Однако сам при этом подумал о том, что князь утратил чувство меры. В его поступках в последнее время отсутствовала привычная дальновидность. Он как будто внезапно ослеп и не мог отыскать дорогу. Дорогу в темноте...

Теперь-то Калеб очень хорошо сознавал, что главную роль прежде все же играл погибший брат как человек, присматри­вавшийся к знакам судьбы, к знамениям, к воле высших сил. Без него разум второго брата будто иссох. Ему не хватало ни холодного расчета, ни воли, ни воображения.

                                                            * * *                       

Утром, во время скудного завтрака, состоявшего из похлеб­ки и куска черствого хлеба, Олаф услышал от своего сторожа новость: ночью неожиданно сдох медведь-убийца, пожиратель несчастных, детище слепой жестокости князя.

Олаф вспомнил о Гуннаре и злорадно усмехнулся. Зверь ненамного пережил убитого им викинга.

— Помяни мое слово, — бормотал старый венед, запивая кусок жареной свинины хорошим глотком эля. — Скоро здесь появится новый хозяин леса, сколько их уже было на моей памяти?

Венед говорил просто так, для себя, не рассчитывая на понимание со стороны пленника. Но пьяному это и не особо нужно.

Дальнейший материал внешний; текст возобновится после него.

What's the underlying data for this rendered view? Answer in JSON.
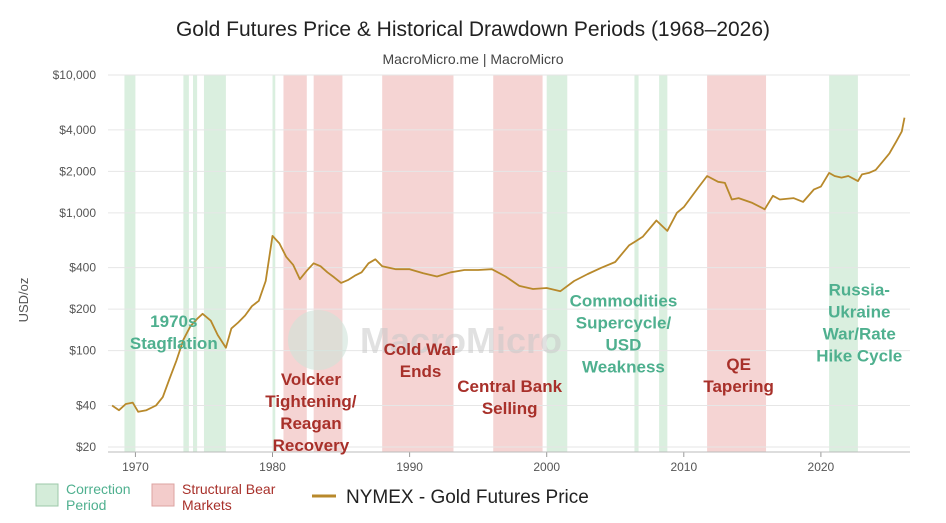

А между тем Олаф все больше понимал местный язык, но вида не подавал. Обманчивое впечатление того, что он поч­ти ничего не понимает из разговоров, делало венедов более раскованными рядом с ним. Хотя все сознавали: говорить лишнее — себе дороже. Да и случай с псарем у всех был на памяти. А один из постоянных сторожей Олафа, длинноу­сый старик, и вовсе к нему относился хорошо. Привык, что норманн не слишком разговорчив, да и на каком языке с ним говорить?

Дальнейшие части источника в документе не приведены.